この新社名は、Ericsson Mobile Platforms社とST-NXP Wireless社の合併が2009年2月初旬に完了したことを受けて発表された。ST-NXP Wireless社は、オランダNXP Semiconductors社とSTMicroelectronics(ST)社が無線通信チップ事業を統合した合弁企業で、2008年8月に、スウェーデンEricsson社の傘下で携帯電話機向けプラットフォームを手掛けるEricsson Mobile Platforms社と合併すると発表していた。
ST社は2008年8月の時点で、Ericsson Mobile Platforms社との合弁事業の展開に先立ち、NXP社が保有するST-NXP Wireless社の株式20%をNXP社からすべて買い取ると表明していた。このため今回発表された新社名には、予想通り「NXP」の名称は含まれなかった。
新会社であるST-Ericsson社は約8000人の従業員を擁し、世界の携帯電話機メーカー上位5社のうち4社の主要サプライヤとなる。主要な顧客企業として、フィンランドNokia社、韓国Samsung Electronics社、韓国LG Electronics社、シャープなどが名を連ねる。
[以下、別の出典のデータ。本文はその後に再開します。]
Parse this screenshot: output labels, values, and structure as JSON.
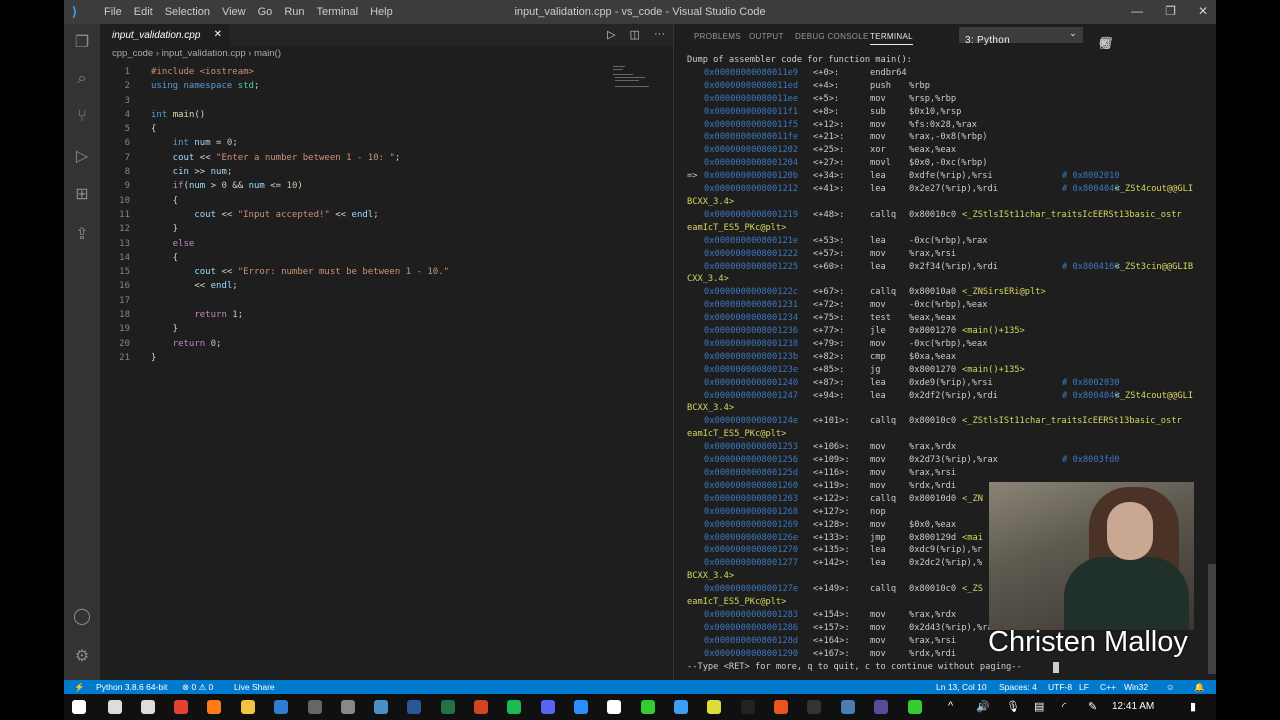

このほかにも多くのOEM企業やODM企業との契約、もしくはパートナシップ関係を構築している。半導体業界の無線通信分野において、強大な勢力となるだろう。
新会社は、2008年における2社の売上高の合計である約36億米ドルでスタートする。手元資金は約4億米ドル。ファブレス半導体企業として運営され、STMicroelectronics社やほかのサードパーティ・ファウンドリの半導体プロセスや組み立て、テスト、パッケージングといった製造設備を利用する予定である。
ST-Ericsson社でプレジデント兼CEO(最高経営責任者)を務めるAlain Ducheil(アラン・デュティ)氏は、声明の中で、「ST-Ericsson社には、これまでに蓄積した経験、独自のポートフォリオ、大手携帯電話機メーカーとの長年にわたる協力関係がある。そして、成功に不可欠な4つの基本要素を持っている。その4つの基本要素とは、革新へのコミットメントと無線通信ソリューションに向けた完全なポートフォリオ、信頼できるパートナ企業としての確固たる評価、そして業務遂行のための経験豊かな経営陣である」と述べた。さらに、「顧客企業の成功を後押しする技術に投資し、市場へと展開することができる能力を備えている」と強調した。
従業員のうち約85%はR&D(研究開発)に従事する予定で、今後もこれまでと同様にモバイル・マルチメディア向けIPやデバイス、そしてGSM、EDGE、W-CDMA、HSPA、TD-SCDMA、LTEなどのさまざまな通信方式に向けたリファレンス設計を含むプラットフォーム・ソリューションの開発を進めていくという。
同社のマルチメディア・プロセッサやアプリケーション・プロセッサの製品ラインアップは、いずれも主要OSに対応している。また無線接続機能やブロードキャスト機能としては、BluetoothやFM、GPS、無線LAN、NFC(Near Field Communications)、USBに対応している。
経営陣には、ST-NXP Wireless社でプレジデント兼CEOを務めていた前出のAlain Dutheil氏を筆頭に、エグゼクティブ・バイス・プレジデント兼CEO代理のRobert Puskaric氏、製品担当シニア・バイス・プレジデントのTommi Uhari氏、業務および品質管理担当バイス・プレジデントのAbhijit Bhattacharya氏、第2世代携帯電話機・無線接続機能担当バイス・プレジデントのMarc Cetto氏、ワイヤレス・マルチメディア担当バイス・プレジデントのMonica De Virgliis氏、モバイル・プラットフォーム担当バイス・プレジデント兼CTO(採鉱技術責任者)のJorgen Lantto氏、セールス担当バイス・プレジデントのPascal Langlois氏などが名を連ねている。